Aprì i battenti nel 1959, in tempi molto diversi. La cucina dominante aveva i profumi della Borgogna, mentre a Wall Street dominava ancora uno spirito puritano. Fu una rivoluzione nel mondo della ristorazione americana. La colazione di lavoro non serviva a soddisfare una esigenza alimentare, ma si trasformava in uno spettacolo edonistico e in una occasione, oltre che per il business, per misurare il proprio posto nella società.
La bellezza delle sale fu una componente importante del successo. Era una sequenza armonica di spazi, di scale, di pareti affrescate e piene di quadri di artisti celebri, come Jackson Pollock o Mark Rothko.

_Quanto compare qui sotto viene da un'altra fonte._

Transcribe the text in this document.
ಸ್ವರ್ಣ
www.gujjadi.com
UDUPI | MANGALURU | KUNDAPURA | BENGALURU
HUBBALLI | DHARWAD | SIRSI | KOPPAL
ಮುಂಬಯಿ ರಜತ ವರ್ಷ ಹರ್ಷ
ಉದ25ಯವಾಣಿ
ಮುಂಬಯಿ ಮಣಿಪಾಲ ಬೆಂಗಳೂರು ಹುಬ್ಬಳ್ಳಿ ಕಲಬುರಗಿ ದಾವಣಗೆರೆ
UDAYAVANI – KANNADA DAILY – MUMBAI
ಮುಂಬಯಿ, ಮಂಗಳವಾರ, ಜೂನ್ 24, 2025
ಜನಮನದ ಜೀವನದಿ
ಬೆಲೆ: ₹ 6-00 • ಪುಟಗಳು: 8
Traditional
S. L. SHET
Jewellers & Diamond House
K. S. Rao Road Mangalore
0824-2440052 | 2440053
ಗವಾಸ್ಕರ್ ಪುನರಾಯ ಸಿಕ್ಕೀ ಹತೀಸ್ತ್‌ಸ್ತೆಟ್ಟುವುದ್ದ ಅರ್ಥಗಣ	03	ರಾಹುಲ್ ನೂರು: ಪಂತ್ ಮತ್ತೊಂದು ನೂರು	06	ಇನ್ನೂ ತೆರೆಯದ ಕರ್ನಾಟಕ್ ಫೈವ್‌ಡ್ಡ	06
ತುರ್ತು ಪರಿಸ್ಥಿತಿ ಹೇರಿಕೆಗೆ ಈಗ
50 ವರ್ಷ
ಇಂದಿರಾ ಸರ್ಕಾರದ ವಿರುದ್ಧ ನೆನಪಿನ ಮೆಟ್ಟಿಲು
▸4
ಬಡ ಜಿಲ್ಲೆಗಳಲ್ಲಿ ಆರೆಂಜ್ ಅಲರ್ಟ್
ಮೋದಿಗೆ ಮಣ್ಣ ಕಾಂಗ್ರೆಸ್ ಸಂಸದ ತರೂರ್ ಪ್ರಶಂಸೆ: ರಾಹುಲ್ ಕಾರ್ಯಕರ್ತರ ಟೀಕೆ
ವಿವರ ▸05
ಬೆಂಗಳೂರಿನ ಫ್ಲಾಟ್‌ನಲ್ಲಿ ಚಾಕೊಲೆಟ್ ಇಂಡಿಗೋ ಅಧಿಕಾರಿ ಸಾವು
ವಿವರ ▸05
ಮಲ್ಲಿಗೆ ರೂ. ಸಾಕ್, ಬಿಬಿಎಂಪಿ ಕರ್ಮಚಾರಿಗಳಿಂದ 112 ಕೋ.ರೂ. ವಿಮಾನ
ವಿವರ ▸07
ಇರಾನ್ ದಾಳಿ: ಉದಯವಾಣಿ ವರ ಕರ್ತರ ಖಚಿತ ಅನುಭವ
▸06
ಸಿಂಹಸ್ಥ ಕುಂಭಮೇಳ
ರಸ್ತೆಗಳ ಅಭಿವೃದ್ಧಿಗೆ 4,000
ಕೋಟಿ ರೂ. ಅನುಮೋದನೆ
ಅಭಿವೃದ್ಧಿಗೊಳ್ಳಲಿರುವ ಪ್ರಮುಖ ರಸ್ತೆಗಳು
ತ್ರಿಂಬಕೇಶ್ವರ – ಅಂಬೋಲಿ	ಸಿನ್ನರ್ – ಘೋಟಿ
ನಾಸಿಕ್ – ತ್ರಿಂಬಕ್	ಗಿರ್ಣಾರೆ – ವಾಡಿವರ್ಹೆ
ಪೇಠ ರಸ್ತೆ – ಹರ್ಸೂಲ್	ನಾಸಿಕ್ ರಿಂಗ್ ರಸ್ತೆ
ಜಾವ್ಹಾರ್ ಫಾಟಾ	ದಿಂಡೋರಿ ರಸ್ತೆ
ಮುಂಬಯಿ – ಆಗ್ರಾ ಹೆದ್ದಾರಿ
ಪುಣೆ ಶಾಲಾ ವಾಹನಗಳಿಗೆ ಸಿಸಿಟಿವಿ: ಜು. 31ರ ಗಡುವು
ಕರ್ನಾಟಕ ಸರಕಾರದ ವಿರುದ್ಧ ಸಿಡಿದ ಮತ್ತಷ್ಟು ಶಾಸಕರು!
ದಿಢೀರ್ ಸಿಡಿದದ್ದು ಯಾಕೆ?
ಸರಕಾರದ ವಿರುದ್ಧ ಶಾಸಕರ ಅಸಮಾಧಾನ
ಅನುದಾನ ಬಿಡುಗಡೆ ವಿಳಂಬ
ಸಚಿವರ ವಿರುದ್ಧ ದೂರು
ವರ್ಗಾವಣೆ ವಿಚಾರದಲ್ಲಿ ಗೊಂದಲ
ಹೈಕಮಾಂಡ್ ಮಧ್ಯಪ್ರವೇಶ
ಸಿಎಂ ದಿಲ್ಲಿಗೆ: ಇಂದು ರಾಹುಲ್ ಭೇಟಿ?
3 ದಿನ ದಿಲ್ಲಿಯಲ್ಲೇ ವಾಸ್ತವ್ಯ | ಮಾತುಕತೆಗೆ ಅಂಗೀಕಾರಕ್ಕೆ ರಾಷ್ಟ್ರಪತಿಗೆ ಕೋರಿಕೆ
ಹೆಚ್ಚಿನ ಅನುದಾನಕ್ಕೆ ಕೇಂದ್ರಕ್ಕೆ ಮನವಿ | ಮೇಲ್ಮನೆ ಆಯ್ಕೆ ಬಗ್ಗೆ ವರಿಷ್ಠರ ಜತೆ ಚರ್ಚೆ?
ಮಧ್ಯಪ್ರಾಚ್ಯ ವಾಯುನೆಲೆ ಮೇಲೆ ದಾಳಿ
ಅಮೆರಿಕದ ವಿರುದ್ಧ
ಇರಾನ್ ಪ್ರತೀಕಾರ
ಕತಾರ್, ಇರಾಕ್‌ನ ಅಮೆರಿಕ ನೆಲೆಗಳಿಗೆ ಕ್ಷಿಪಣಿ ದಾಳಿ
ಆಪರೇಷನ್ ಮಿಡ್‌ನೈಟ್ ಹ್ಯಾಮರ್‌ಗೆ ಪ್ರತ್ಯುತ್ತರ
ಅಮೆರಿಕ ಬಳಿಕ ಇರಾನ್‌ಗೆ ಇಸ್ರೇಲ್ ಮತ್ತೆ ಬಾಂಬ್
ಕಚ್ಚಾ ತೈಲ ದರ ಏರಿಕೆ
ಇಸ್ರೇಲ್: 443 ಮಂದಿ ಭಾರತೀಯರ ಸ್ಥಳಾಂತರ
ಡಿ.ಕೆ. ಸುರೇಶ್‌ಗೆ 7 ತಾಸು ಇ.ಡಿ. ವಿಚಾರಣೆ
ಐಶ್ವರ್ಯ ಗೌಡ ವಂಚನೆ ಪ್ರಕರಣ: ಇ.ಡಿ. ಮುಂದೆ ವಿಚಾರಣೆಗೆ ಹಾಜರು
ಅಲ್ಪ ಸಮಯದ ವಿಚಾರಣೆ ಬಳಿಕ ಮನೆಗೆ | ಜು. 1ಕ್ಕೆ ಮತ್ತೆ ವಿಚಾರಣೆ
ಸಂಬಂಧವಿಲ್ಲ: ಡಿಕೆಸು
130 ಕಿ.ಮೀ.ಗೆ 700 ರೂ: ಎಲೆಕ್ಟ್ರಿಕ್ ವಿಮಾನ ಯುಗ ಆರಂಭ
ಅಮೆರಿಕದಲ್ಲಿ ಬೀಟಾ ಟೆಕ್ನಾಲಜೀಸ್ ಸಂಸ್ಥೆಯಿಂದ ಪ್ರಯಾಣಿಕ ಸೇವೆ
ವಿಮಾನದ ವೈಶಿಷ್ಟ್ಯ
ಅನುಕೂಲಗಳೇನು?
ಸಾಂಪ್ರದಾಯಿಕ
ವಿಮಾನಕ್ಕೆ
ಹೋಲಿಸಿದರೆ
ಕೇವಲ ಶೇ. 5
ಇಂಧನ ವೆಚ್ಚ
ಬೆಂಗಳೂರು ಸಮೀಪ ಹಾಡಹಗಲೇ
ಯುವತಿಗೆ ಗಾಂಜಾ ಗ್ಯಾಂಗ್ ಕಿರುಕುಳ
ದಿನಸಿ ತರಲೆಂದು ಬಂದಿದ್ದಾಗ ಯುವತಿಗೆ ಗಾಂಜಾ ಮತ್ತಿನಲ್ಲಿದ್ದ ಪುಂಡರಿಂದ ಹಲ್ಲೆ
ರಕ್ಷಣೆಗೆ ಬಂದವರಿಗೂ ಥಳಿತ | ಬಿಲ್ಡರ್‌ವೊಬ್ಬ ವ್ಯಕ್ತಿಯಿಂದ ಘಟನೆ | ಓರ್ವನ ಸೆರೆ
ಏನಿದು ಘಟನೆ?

Affidata a varie generazioni di chef, la cucina tentava di coniugare piatti classici della tradizione francese con le prime provocazioni della gastronomia americana. Certo, si mangiava bene: ma Steve Schwarzman (fondatore di Blackstone), Steve Forbes, Tina Brown e soprattutto Donald Trump non andavano al Four Seasons solo per l’anatra. L’importante era la visibilità.

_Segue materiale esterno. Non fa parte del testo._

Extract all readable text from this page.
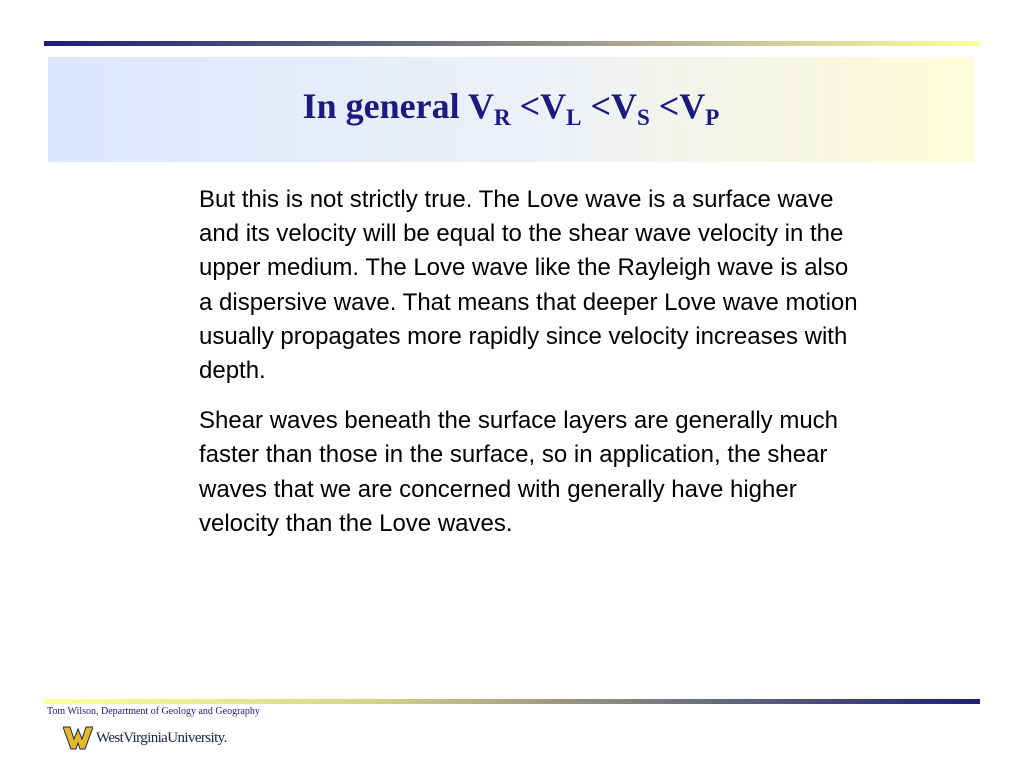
In general $V_R <V_L <V_S <V_P$

But this is not strictly true. The Love wave is a surface wave and its velocity will be equal to the shear wave velocity in the upper medium. The Love wave like the Rayleigh wave is also a dispersive wave. That means that deeper Love wave motion usually propagates more rapidly since velocity increases with depth.

Shear waves beneath the surface layers are generally much faster than those in the surface, so in application, the shear waves that we are concerned with generally have higher velocity than the Love waves.

Tom Wilson, Department of Geology and Geography
WestVirginiaUniversity.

La crisi del ristorante ha avuto tre tappe. Nel 2016 il nuovo proprietario del grattacielo Seagram, Aby Rosen, decise di rinnovare più il contratto per il Four Seasons, che fu costretto a chiudere una prima volta, a cercarsi un altro spazio e a vendere tutto l’arredamento. Fu un’asta memorabile, portò a un incasso di 4 milioni di dollari, le sedie furono vendute a 3 mila dollari l’una e i quadri finirono nei musei del mondo. I partner del ristorante decisero nel 2018 di riaprire il locale a tre isolati di istanza: una scommessa da 30 milioni di dollari. Il riusltato? Un flop: anche perché Niccolini, il manager e vero animatore del locale, fu flagellato dal #MeToo. Anche lui, dovette dare le dimissioni per molestie sessuali.
L’ultima tappa del Four Seasons: la decisione di chiudere per sempre. Non solo i conti non tornavano più, ma è finito il business model del ristorante. Il power lunch non è più di moda. «E purtroppo perdiamo anche una fetta dell’anima di New York», sospira Paul Goldberger, il critico dell’architettura più celebre della città verticale.